La segunda es el encantamiento chamánico. La repetición constante de la mentira, diseñada para hacer plausible y deseable aquello que es canalla y criminal.
La tercera es el pensamiento mágico, es decir, la aceptación descarada de las contradicciones. Promesas y compromisos que nunca se cumplen porque se encuentran fuera de la realidad y más allá de la verdad.
La cuarta manera es la fe que se deposita en quienes no la merecen. Tiene que ver con el tipo de afirmaciones autodeificantes que pronuncian los encantadores de serpientes de este mundo para que la ciudadanía crea lo increíble. Cuando la fe desciende de los cielos a la tierra de esa manera, no queda sitio para el discernimiento de la verdad.
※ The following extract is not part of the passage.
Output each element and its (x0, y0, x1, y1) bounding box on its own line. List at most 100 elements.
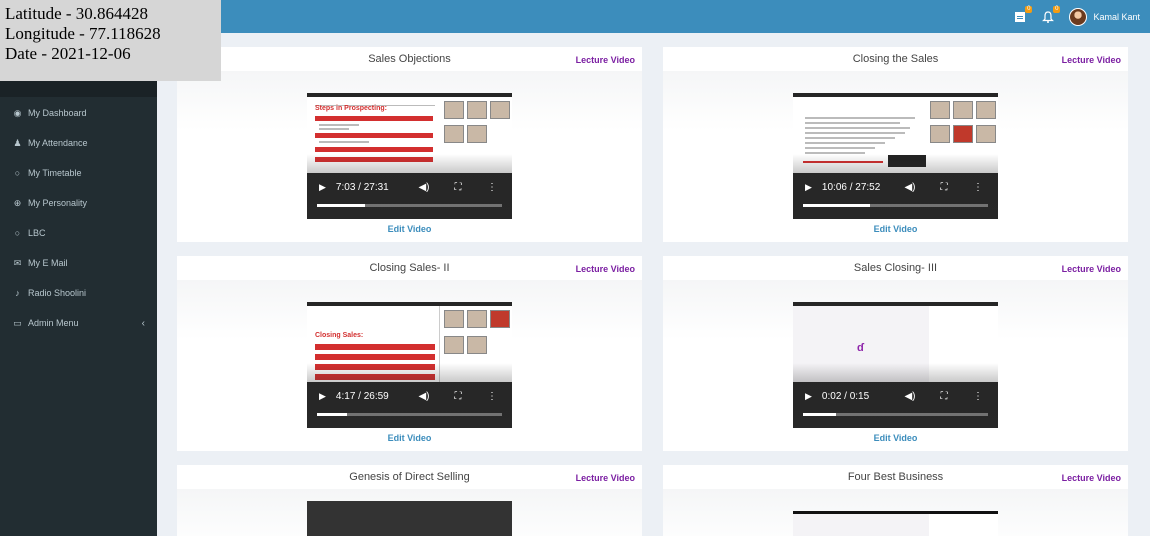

Vivimos en un mundo de mentira, de apariencia y de palabras huecas que desprecian, contradicen y distorsionan los hechos. Hemos creado una sociedad en la que se le niega la convivencia pacífica al que piensa diferente. Solo sabemos construir sociedades individualistas y violentas en las que el sentido de comunidad ha dejado de importar.
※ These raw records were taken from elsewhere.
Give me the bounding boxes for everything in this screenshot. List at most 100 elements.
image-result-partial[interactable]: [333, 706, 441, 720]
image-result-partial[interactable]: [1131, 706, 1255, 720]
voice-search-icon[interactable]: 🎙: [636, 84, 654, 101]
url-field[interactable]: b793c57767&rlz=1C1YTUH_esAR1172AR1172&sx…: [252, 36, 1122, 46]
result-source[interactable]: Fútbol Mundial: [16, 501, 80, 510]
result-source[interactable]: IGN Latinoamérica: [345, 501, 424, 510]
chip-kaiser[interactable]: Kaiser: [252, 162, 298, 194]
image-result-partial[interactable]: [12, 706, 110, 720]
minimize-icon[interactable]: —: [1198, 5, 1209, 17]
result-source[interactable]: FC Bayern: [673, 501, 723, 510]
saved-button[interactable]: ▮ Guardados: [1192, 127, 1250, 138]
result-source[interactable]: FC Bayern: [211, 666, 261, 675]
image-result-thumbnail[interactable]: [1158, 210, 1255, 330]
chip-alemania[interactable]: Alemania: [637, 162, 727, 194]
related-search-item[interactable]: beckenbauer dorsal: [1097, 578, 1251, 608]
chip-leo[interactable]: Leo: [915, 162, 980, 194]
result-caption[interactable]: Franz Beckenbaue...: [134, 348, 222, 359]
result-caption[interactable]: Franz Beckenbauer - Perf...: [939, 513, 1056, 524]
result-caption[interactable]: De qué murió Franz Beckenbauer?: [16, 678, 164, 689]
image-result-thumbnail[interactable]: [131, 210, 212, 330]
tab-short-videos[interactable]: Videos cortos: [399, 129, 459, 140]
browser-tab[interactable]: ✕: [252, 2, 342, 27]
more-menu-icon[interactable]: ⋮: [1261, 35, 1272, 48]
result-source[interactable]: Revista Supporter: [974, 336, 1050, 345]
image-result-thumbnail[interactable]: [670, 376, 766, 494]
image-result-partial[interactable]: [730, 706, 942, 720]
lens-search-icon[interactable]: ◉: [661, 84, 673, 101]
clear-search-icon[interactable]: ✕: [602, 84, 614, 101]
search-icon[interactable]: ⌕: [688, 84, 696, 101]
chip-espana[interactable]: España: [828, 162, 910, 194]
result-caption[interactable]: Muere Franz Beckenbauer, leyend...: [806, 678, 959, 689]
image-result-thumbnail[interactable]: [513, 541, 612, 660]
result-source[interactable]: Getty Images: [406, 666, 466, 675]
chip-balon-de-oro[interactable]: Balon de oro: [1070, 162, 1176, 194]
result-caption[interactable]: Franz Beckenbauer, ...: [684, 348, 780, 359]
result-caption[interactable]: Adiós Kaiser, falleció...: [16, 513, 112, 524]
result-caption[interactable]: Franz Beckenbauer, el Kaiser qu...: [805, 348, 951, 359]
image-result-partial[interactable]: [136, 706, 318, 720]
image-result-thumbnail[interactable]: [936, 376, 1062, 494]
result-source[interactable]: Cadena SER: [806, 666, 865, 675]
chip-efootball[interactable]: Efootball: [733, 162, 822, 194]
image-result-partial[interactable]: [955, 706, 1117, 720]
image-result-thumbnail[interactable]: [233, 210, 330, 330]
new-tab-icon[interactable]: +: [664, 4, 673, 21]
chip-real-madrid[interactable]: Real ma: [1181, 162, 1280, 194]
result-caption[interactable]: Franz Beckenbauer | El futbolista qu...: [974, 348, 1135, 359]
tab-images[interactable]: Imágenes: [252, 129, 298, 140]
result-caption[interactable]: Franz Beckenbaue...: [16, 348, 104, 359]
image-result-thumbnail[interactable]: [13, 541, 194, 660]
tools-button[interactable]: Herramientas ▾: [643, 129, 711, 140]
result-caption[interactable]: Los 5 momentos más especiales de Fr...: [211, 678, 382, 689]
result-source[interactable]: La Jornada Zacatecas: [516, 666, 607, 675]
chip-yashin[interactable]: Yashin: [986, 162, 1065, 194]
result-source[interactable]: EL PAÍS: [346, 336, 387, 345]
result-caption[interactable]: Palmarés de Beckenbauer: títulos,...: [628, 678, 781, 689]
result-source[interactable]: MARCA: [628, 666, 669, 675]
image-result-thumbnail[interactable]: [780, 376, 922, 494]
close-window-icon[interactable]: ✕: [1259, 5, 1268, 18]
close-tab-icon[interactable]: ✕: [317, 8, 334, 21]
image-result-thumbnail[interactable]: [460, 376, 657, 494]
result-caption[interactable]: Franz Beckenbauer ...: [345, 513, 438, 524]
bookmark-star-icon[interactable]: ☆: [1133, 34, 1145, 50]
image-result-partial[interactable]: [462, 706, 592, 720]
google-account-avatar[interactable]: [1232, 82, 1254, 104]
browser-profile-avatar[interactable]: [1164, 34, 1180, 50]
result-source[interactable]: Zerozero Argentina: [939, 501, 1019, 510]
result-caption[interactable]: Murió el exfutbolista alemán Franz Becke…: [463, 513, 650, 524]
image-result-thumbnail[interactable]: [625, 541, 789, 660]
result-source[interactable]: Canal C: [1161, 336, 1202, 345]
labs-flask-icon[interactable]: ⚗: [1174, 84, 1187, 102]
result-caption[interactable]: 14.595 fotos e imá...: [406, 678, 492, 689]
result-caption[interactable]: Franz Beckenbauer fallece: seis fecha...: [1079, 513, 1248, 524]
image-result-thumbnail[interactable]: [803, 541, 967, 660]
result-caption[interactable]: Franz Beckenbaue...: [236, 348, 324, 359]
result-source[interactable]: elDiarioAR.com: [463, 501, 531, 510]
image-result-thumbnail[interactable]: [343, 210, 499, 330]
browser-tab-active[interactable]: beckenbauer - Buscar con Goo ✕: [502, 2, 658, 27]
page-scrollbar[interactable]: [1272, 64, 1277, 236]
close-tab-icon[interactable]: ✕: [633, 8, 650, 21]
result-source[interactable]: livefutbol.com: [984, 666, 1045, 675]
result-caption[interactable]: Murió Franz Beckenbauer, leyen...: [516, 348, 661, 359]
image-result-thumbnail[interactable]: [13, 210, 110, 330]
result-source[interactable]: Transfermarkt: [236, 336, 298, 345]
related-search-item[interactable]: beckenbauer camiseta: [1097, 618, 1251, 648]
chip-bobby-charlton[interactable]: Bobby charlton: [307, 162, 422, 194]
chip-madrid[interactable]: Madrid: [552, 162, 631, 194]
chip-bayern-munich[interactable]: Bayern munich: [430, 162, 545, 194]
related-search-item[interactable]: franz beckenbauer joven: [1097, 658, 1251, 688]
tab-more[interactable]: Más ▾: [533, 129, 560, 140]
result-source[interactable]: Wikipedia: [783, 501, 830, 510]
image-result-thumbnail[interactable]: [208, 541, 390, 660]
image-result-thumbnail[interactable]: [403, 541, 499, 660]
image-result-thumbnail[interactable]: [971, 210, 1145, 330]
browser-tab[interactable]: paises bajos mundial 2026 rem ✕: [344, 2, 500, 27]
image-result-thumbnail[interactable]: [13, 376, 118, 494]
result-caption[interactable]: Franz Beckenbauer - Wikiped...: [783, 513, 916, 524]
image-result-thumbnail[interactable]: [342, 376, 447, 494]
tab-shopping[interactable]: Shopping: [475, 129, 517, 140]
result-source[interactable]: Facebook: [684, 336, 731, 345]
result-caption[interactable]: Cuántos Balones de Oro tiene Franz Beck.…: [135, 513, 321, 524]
El mensaje de Jesús de Nazaret es un correctivo a ese modo de pensar, de ser y de vivir. Estas son sus palabras: “Si permaneciereis en mi palabra seréis verdaderamente mis discípulos, y conoceréis la verdad, y la verdad os hará libres” (Evangelio según Juan 8: 32).
La libertad es inseparable de la verdad. No nos es posible ser libres mientras estemos integrados en un orden injusto que sólo cree, reconoce y encarna la mentira. Lo contrario de la verdad no es solo la mentira, sino también la maldad. Lo que sucede es que para hacer el mal necesitamos mentir y, sobre todo, mentirnos a nosotros mismos. Rara vez hacemos el mal llamándole por su nombre porque no lo soportaríamos. Necesitamos una mentira-raíz para sostenernos sobre ella. A partir de ahí, vemos sólo lo que queremos ver sobre nosotros, sobre los demás y sobre la realidad.
Es así como acabamos instalándonos en la posverdad de la que hablamos al principio, porque, como ya dijimos, la mentira no es un error; el distintivo esencial de los mentirosos es que conocen la verdad y, al conocerla, la ocultan, la falsean y la recubren para invisibilizarla. Para mentir en el sentido estricto y clásico del concepto, hay que conocer la verdad y deformarla intencionalmente. La mentira pervierte y destruye la convivencia, solo es posible revertirla sobre el fundamento de la verdad que nos hace libres.
“Todo aquel que hace lo malo aborrece la luz y no viene a la luz, para que sus obras no sean reprendidas… Si el Hijo os libertare, seréis verdaderamente libres… Yo soy el camino, la verdad y la vida” (Jn. 8:36; 14:6).